如何使用纹理改善 StereoSGBM 结果
eko*_*kol 5 python opencv computer-vision
所以我正在为一个高中项目的 6Dof 做立体 360。我的视差结果不错,但我想知道是否有办法让它们变得更好,特别是它们如何处理纹理。随着点越来越远,视差图应该逐渐消失,但是,因为 StereoSGBM 不能很好地处理纹理,所以远处的点不合理地接近。天空也应该是黑色的,但它很亮。
视差图:
我正在使用 StereoSGBM 获取 2 个 Ricoh Theta SC 相机的视差图。我已经尝试调整视差设置并使用输入图像的亮度和对比度进行播放。我还尝试过更改 StereoSGBM 模式(HH、SGBM、SGBM_3WAY)、翻转输入图像以及使用 StereoBM 而不是 SGBM。我没有尝试校准相机(除了移动图像使相机指向完全相同的方向),因为我认为如果相机校准是一个问题,我会得到更糟糕的结果。除了 StereoSGBM 之外,还有其他一些我可以使用的视差函数可以让我获得更好的结果。我应该尝试将机器学习与 Google Cloud 结合使用来创建更好的视差模型吗?我可以给我们纽约大学深度数据集(https://cs.nyu.edu/~silberman/datasets/nyu_depth_v2.html) 来训练模型。有没有人对如何改善我的结果有任何想法?
import numpy as np
import cv2 as cv
from sklearn.preprocessing import normalize
from PIL import Image, ImageEnhance, ImageOps
def func_disparity(window_size, minDisparity2, numDisparities2, blockSize2,
disp12MaxDiff2, uniquenessRatio2, speckleWindowSize2, speckleRange2,
preFilterCap2, brightness,
contrast, event=None):
imgR = Image.open(FILE_NAME)
imgL = Image.open(FILEN_NAME)
print(imgL.size)
imgL = ImageOps.expand(imgL, border=50)
imgR = ImageOps.expand(imgR, border=50)
contrastL = ImageEnhance.Contrast(imgL)
contrastR = ImageEnhance.Contrast(imgR)
imgL = contrastL.enhance(contrast)
imgR = contrastR.enhance(contrast)
brightnessL = ImageEnhance.Brightness(imgL)

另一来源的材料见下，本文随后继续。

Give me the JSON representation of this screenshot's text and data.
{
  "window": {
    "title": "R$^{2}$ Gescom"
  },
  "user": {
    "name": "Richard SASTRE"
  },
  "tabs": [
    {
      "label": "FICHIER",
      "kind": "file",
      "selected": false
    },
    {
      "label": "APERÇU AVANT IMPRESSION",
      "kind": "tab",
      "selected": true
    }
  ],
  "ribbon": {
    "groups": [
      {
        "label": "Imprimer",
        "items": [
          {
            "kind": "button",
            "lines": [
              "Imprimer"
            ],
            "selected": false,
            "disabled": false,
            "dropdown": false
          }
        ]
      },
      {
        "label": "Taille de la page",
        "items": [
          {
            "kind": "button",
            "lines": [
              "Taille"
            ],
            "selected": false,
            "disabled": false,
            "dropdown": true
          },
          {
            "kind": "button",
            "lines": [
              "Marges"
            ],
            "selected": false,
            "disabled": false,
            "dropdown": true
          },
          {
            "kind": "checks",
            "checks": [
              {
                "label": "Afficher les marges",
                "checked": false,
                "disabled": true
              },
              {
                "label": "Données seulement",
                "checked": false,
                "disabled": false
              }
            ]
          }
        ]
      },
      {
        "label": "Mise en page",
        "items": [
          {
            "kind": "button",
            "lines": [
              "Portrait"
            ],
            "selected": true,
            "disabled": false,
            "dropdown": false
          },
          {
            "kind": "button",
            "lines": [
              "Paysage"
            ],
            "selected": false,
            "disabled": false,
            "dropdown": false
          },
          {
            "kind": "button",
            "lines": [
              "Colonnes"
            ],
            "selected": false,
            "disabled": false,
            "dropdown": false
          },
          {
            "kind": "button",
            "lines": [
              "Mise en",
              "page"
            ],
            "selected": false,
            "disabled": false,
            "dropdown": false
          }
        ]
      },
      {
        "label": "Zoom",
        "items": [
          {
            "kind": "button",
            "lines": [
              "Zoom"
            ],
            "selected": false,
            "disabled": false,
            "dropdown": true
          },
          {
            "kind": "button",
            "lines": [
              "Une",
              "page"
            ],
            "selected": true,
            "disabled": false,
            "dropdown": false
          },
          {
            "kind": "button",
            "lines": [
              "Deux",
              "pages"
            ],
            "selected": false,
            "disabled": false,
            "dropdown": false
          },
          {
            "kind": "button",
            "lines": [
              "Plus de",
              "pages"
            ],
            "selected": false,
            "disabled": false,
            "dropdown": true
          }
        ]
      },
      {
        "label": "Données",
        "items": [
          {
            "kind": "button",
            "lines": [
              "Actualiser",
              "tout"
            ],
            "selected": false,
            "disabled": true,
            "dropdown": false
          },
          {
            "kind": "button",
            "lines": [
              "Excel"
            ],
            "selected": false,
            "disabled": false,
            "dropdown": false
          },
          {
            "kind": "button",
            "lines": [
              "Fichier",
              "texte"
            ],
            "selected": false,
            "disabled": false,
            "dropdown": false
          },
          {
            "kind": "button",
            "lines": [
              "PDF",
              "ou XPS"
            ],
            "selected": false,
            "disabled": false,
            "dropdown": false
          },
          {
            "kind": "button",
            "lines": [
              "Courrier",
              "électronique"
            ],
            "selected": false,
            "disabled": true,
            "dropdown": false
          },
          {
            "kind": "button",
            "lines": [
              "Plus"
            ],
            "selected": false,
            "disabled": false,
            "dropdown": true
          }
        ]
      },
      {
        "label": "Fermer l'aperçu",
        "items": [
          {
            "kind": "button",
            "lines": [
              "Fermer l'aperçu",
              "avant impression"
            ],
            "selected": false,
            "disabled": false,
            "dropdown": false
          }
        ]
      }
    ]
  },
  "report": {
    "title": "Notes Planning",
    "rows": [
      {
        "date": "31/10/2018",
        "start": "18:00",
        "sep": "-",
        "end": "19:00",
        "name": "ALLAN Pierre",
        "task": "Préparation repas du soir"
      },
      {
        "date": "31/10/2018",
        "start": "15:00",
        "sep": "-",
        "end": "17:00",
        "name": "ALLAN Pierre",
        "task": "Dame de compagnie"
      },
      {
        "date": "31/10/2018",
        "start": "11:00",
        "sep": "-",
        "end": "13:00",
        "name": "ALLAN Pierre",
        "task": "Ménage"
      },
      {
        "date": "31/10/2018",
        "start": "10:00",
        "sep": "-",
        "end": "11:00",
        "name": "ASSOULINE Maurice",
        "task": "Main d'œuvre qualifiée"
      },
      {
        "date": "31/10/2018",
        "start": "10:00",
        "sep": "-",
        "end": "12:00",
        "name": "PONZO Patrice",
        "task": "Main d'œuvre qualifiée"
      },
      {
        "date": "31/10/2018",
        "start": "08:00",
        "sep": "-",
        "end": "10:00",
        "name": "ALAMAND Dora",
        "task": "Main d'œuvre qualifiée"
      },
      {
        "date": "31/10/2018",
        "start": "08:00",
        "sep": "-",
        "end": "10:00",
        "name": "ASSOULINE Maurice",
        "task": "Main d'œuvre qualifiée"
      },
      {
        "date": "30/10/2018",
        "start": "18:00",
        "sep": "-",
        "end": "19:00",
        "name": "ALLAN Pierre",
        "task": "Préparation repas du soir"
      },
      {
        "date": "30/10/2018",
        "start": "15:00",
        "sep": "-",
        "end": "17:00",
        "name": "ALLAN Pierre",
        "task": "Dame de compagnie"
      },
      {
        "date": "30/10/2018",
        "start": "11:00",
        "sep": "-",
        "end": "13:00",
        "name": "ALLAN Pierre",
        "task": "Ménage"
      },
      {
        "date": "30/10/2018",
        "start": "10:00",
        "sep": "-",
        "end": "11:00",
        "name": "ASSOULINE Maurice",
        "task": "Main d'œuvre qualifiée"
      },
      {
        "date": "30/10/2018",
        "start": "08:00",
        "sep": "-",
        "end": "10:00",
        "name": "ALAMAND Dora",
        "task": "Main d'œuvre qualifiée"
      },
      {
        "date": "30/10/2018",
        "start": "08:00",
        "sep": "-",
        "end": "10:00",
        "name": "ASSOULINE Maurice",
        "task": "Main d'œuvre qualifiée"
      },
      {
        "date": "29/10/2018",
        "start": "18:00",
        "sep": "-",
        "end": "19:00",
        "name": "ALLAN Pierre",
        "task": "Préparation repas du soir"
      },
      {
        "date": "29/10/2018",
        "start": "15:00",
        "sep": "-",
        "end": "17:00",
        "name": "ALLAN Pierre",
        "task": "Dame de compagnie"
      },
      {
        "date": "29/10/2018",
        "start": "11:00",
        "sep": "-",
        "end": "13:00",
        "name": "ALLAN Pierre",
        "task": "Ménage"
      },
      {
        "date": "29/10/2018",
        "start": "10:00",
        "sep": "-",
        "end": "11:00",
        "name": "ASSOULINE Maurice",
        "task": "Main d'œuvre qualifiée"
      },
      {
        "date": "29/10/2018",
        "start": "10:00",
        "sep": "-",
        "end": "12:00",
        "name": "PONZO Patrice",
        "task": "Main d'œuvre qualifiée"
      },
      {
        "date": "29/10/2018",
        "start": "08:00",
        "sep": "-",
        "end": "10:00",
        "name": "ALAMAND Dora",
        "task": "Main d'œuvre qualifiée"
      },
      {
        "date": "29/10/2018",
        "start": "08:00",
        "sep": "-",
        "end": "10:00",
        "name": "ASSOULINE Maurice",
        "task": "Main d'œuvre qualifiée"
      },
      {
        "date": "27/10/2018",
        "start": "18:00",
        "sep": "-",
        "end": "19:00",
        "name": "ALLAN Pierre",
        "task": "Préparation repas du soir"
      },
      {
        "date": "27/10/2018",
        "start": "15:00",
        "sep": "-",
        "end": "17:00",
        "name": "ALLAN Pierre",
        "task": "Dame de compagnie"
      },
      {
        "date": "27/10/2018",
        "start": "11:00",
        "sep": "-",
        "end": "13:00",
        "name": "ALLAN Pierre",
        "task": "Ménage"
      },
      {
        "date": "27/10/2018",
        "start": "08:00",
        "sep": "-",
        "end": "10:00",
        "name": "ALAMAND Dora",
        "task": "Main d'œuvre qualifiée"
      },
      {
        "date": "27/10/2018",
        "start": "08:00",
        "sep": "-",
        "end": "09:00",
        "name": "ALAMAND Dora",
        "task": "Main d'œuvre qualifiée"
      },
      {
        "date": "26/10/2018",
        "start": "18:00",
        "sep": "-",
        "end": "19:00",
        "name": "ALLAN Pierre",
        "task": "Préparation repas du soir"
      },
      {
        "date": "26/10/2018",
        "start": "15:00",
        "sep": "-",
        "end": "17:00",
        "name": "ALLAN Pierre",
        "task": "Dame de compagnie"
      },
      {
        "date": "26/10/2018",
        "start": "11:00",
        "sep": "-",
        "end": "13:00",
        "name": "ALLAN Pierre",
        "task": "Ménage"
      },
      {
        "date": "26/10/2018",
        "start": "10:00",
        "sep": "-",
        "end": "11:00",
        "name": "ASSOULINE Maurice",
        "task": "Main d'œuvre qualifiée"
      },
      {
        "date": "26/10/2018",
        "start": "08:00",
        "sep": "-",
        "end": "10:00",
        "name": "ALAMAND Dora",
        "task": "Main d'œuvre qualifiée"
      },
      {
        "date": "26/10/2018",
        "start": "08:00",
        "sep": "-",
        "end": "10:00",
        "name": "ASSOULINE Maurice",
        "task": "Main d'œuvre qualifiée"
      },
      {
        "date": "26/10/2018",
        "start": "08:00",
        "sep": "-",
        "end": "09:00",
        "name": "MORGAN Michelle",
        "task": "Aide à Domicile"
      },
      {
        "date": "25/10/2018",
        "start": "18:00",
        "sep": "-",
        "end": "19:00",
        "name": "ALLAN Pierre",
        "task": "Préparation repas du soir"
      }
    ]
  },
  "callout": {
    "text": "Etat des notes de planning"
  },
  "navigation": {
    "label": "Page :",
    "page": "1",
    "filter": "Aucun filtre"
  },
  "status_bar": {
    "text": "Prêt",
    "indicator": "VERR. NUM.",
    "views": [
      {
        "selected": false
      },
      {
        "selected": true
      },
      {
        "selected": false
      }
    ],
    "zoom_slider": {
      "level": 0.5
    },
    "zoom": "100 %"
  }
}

brightnessR = ImageEnhance.Brightness(imgR)
imgL = brightnessL.enhance(brightness)
imgR = brightnessR.enhance(brightness)
imgL = imgL.convert('L')
imgL = np.array(imgL)
imgR = imgR.convert('L')
imgR = np.array(imgR)
#window_size = 15 wsize default 3; 5; 7 for SGBM reduced size image; 15 for SGBM full size image (1300px and above); 5 Works nicely
left_matcher = cv.StereoSGBM_create(
minDisparity=minDisparity2,
numDisparities=numDisparities2, # max_disp has to be
dividable by 16 f. E. HH 192, 256
blockSize= blockSize2,
P1=8 * 3 * window_size ** 2, # wsize default 3; 5; 7 for SGBM
reduced size image; 15 for SGBM full size image (1300px and above); 5
Works nicely
P2=32 * 3 * window_size ** 2,
disp12MaxDiff=disp12MaxDiff2,
uniquenessRatio=uniquenessRatio2,
speckleWindowSize=speckleWindowSize2,
speckleRange=speckleRange2,
preFilterCap= preFilterCap2,
mode=cv.STEREO_SGBM_MODE_SGBM_3WAY
)
right_matcher = cv.ximgproc.createRightMatcher(left_matcher)
# FILTER Parameters
lmbda = 80000
sigma = 1.2
visual_multiplier = 1.0
wls_filter =
cv.ximgproc.createDisparityWLSFilter(matcher_left=left_matcher)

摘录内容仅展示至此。